Artificial Intelligence (AI) is an umbrella term that covers many high-dimensional statistical methods such as Deep Learning or Differentiable Programming. These methods can be used in various ways to improve the operational performance of supply chains. However, both problems and solutions differ vastly from mainstream AI problems such as Natural Language Processing (NLP).
Artificial intelligence is a subject that has become somewhat of a buzzword in the world of technology over the last year or so. It has made numerous headlines, with certain experts claiming that AI will replace half of the jobs in the world by 2050.

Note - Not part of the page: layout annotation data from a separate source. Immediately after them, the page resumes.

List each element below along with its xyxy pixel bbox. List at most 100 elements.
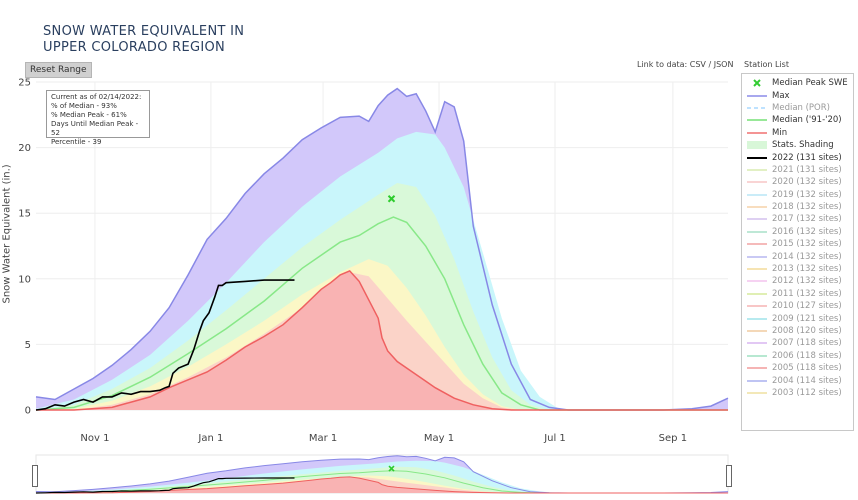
legend-label: 2010 (127 sites) [772,301,842,312]
legend-symbol [746,103,768,113]
legend-item[interactable]: 2009 (121 sites) [742,312,853,324]
chart-title-line2: UPPER COLORADO REGION [43,40,226,55]
csv-link[interactable]: CSV [689,60,706,69]
legend-symbol [746,326,768,336]
min-band [36,270,728,410]
legend-item[interactable]: 2018 (132 sites) [742,201,853,213]
legend-label: 2021 (131 sites) [772,164,842,175]
legend-item[interactable]: 2015 (132 sites) [742,238,853,250]
legend-item[interactable]: 2004 (114 sites) [742,374,853,386]
legend-symbol [746,239,768,249]
data-links: Link to data: CSV / JSON [637,60,733,69]
legend-label: Median ('91-'20) [772,115,842,126]
x-tick-label: Jan 1 [197,433,223,444]
legend-label: 2009 (121 sites) [772,313,842,324]
legend-label: Stats. Shading [772,140,834,151]
legend-symbol [746,202,768,212]
legend-label: 2004 (114 sites) [772,375,842,386]
legend-item[interactable]: 2017 (132 sites) [742,213,853,225]
json-link[interactable]: JSON [713,60,734,69]
median-line [35,216,728,411]
y-tick-label: 15 [18,209,31,220]
legend-symbol [746,351,768,361]
legend: Median Peak SWE Max Median (POR) Median ('9… [741,73,854,431]
legend-symbol [746,252,768,262]
series-lines [35,87,729,411]
legend-item[interactable]: Max [742,89,853,101]
legend-label: 2015 (132 sites) [772,239,842,250]
legend-label: Min [772,127,788,138]
legend-label: 2008 (120 sites) [772,326,842,336]
info-line: Days Until Median Peak - 52 [51,120,139,137]
legend-label: 2014 (132 sites) [772,251,842,262]
info-line: Current as of 02/14/2022: [51,93,142,101]
x-tick-labels: Nov 1 Jan 1 Mar 1 May 1 Jul 1 Sep 1 [80,433,687,444]
reset-range-button[interactable]: Reset Range [25,62,92,78]
legend-symbol [746,128,768,138]
info-line: Percentile - 39 [51,138,102,146]
legend-label: 2017 (132 sites) [772,214,842,225]
legend-item[interactable]: 2013 (132 sites) [742,263,853,275]
legend-symbol [746,153,768,163]
legend-item[interactable]: 2020 (132 sites) [742,176,853,188]
legend-symbol [746,289,768,299]
current-info-box: Current as of 02/14/2022: % of Median - … [46,90,150,146]
legend-symbol [746,78,768,88]
info-line: % of Median - 93% [51,102,117,110]
legend-item[interactable]: Min [742,127,853,139]
legend-item[interactable]: 2016 (132 sites) [742,226,853,238]
legend-symbol [746,276,768,286]
legend-item[interactable]: 2014 (132 sites) [742,250,853,262]
link-prefix: Link to data: [637,60,688,69]
legend-label: 2022 (131 sites) [772,152,842,163]
legend-symbol [746,376,768,386]
range-handle-left[interactable] [32,465,38,487]
legend-item[interactable]: 2022 (131 sites) [742,151,853,163]
range-current-line [35,477,295,494]
legend-item[interactable]: 2005 (118 sites) [742,362,853,374]
station-list-label: Station List [744,60,789,69]
legend-label: 2019 (132 sites) [772,189,842,200]
y-tick-label: 0 [25,406,31,417]
legend-item[interactable]: 2006 (118 sites) [742,350,853,362]
legend-label: 2020 (132 sites) [772,177,842,188]
legend-item[interactable]: 2021 (131 sites) [742,164,853,176]
legend-symbol [746,301,768,311]
legend-symbol [746,388,768,398]
y-tick-label: 5 [25,340,31,351]
x-tick-label: Mar 1 [309,433,337,444]
legend-item[interactable]: 2003 (112 sites) [742,387,853,399]
legend-label: 2013 (132 sites) [772,264,842,275]
legend-item[interactable]: 2010 (127 sites) [742,300,853,312]
range-handle-right[interactable] [726,465,732,487]
median-peak-marker-group [387,195,396,203]
legend-item[interactable]: 2011 (132 sites) [742,288,853,300]
legend-item[interactable]: 2008 (120 sites) [742,325,853,337]
chart-title-line1: SNOW WATER EQUIVALENT IN [43,24,245,39]
legend-symbol [746,91,768,101]
x-tick-label: Jul 1 [543,433,566,444]
legend-label: Max [772,90,790,101]
legend-symbol [746,227,768,237]
legend-symbol [746,140,768,150]
legend-symbol [746,177,768,187]
y-tick-label: 10 [18,274,31,285]
legend-item[interactable]: 2007 (118 sites) [742,337,853,349]
legend-label: 2007 (118 sites) [772,338,842,349]
legend-item[interactable]: Median Peak SWE [742,77,853,89]
median-peak-marker [387,195,396,203]
legend-item[interactable]: Stats. Shading [742,139,853,151]
legend-label: 2011 (132 sites) [772,288,842,299]
legend-item[interactable]: Median ('91-'20) [742,114,853,126]
legend-item[interactable]: 2012 (132 sites) [742,275,853,287]
legend-symbol [746,115,768,125]
range-median-line [35,470,728,494]
legend-item[interactable]: Median (POR) [742,102,853,114]
legend-symbol [746,314,768,324]
legend-item[interactable]: 2019 (132 sites) [742,189,853,201]
legend-label: Median Peak SWE [772,78,848,89]
range-max-line [35,455,729,494]
min-line [36,270,728,411]
x-tick-label: Sep 1 [659,433,687,444]
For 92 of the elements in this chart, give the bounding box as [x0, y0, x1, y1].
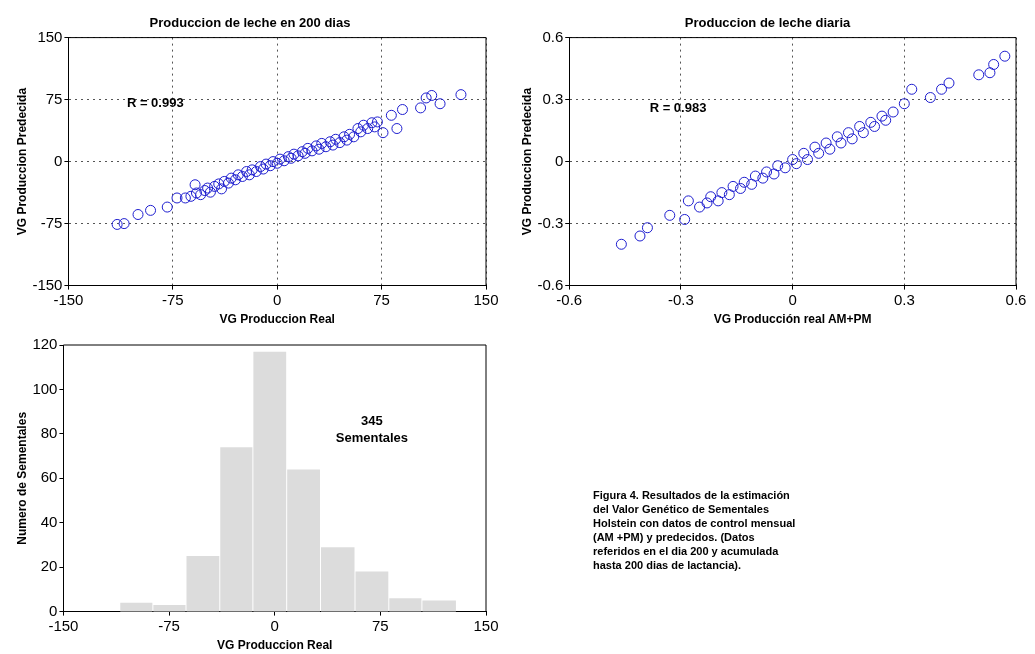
point — [813, 147, 825, 159]
y-axis-title: VG Produccion Predecida — [14, 87, 29, 236]
point — [634, 230, 646, 242]
point — [790, 158, 802, 170]
point — [988, 58, 1000, 70]
annotation: 345 Sementales — [335, 412, 409, 445]
point — [749, 170, 761, 182]
y-tick-label: 100 — [32, 379, 58, 397]
y-tick-label: 0 — [554, 151, 564, 169]
x-axis-title: VG Produccion Real — [217, 638, 333, 653]
point — [820, 137, 832, 149]
y-tick-label: 0.3 — [542, 89, 564, 107]
y-tick-label: 120 — [32, 335, 58, 353]
point — [802, 154, 814, 166]
point — [716, 187, 728, 199]
point — [735, 182, 746, 194]
point — [712, 195, 724, 207]
point — [798, 147, 810, 159]
point — [682, 195, 694, 207]
y-tick-label: 75 — [45, 89, 63, 107]
y-tick-label: 150 — [37, 27, 63, 45]
point — [738, 176, 750, 188]
y-axis-title: Numero de Sementales — [14, 411, 29, 545]
x-tick-label: -0.6 — [556, 290, 583, 308]
point — [824, 143, 836, 155]
point — [701, 197, 713, 209]
point — [664, 209, 676, 221]
point — [679, 213, 691, 225]
chart-title: Produccion de leche en 200 dias — [149, 15, 351, 31]
y-tick-label: 0 — [49, 601, 58, 619]
point — [831, 131, 843, 143]
x-tick-label: 0.6 — [1005, 290, 1027, 308]
point — [809, 141, 821, 153]
point — [757, 172, 769, 184]
y-tick-label: 80 — [40, 424, 58, 442]
point — [846, 133, 858, 145]
y-tick-label: -150 — [32, 275, 63, 293]
point — [705, 191, 717, 203]
y-tick-label: 0.6 — [542, 27, 564, 45]
point — [906, 83, 918, 95]
x-tick-label: 75 — [373, 290, 390, 308]
x-tick-label: -75 — [161, 290, 184, 308]
point — [615, 238, 627, 250]
point — [865, 116, 877, 128]
point — [857, 127, 869, 139]
y-tick-label: -0.6 — [537, 275, 564, 293]
point — [880, 114, 892, 126]
x-tick-label: 150 — [473, 616, 499, 634]
point — [768, 168, 780, 180]
point — [761, 166, 773, 178]
point — [869, 120, 881, 132]
point — [936, 83, 948, 95]
point — [887, 106, 899, 118]
point — [898, 98, 910, 110]
point — [854, 120, 866, 132]
point — [876, 110, 888, 122]
point — [999, 50, 1011, 62]
x-tick-label: 0 — [273, 290, 282, 308]
x-tick-label: 0.3 — [893, 290, 915, 308]
y-axis-title: VG Produccion Predecida — [519, 87, 534, 236]
y-tick-label: -0.3 — [537, 213, 564, 231]
point — [772, 160, 784, 172]
text: Figura 4. Resultados de la estimación del Valor Genético de Sementales Holstein con datos de control mensual (AM +PM) y predecidos. (Datos referidos en el dia 200 y acumulada hasta 200 dias de lactancia). — [593, 488, 797, 572]
point — [746, 178, 758, 190]
point — [779, 162, 791, 174]
point — [924, 92, 936, 104]
point — [984, 67, 996, 79]
x-tick-label: -75 — [158, 616, 180, 634]
x-tick-label: 0 — [788, 290, 797, 308]
point — [694, 201, 706, 213]
point — [842, 127, 854, 139]
point — [973, 69, 985, 81]
y-tick-label: 40 — [40, 512, 58, 530]
x-tick-label: 150 — [473, 290, 499, 308]
y-tick-label: -75 — [40, 213, 63, 231]
x-tick-label: 75 — [372, 616, 389, 634]
x-tick-label: 0 — [270, 616, 279, 634]
point — [727, 180, 739, 192]
x-tick-label: -0.3 — [668, 290, 694, 308]
x-axis-title: VG Produccion Real — [219, 312, 335, 327]
y-tick-label: 20 — [40, 557, 58, 575]
y-tick-label: 60 — [40, 468, 58, 486]
annotation: R = 0.993 — [126, 95, 184, 111]
point — [787, 154, 799, 166]
x-axis-title: VG Producción real AM+PM — [713, 312, 872, 327]
y-tick-label: 0 — [54, 151, 63, 169]
point — [943, 77, 955, 89]
point — [641, 222, 653, 234]
chart-title: Produccion de leche diaria — [684, 15, 851, 31]
point — [723, 189, 735, 201]
point — [835, 137, 847, 149]
annotation: R = 0.983 — [649, 100, 707, 115]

In this episode of LokadTV, we try and rise above some of the buzz and instead focus on AI’s applications. We discuss what these applications are likely to look like in the real world and how they could revolutionise the supply chain industry.
However, we can safely say that many supply chains are still in the dark ages - too frequently managed by Excel sheets and run in a very manual, human driven way. We estimate that it’s going to take decades yet before they fully embrace Artificial Intelligence. AI, Machine Learning and Deep Learning would work very well for supply chains however, due to the mass of data at hand and the fact that processing power is so much cheaper, more performant and more readily available nowadays.
Most actual supply chain challenges lie in edge cases, which take a lot of manpower to solve, and this is a problem that AI would figure out more efficiently - for example, if you’re a fashion company, being able to forecast how many people are likely to return products. But we’re not all Google, Facebook or Amazon, so how can regular companies employ experts in AI? Well, the solution is actually to outsource to another company (shameless plug: a company like Lokad)…
To conclude, we discuss how AI does have its downsides, as it forces companies to become more “rational” and often challenges a business’ status-quo, completely changing budgets, roles, etc., which is why it is no easy thing to implement.
00:35 When do you think AI will come to the supply chain industry? What sort of time frame are we talking about here?
02:39 What can supply chain practitioners expect from some of these advanced statistical methods? Is there anything more than “better forecasts” that they can expect?
04:05 You are saying that there are problems that, on the surface, do not look at all like a statistical problem, which can in fact be treated like a “forecast” of some kind to make it possible to use those AI technologies. Perhaps you could expand on this a little further?
06:30 What can AI do for supply chains in general?
08:18 Having AI detect some of these edge cases seems like a fantastic idea. However, what will this actually look like? Will it be something similar to Siri or Cortana?
11:41 How much AI expertise is going to be needed to make a project like this work?
14:47 Will the stress caused by AI be a factor which blocks, or at least slows down, the adoption of the technology by companies?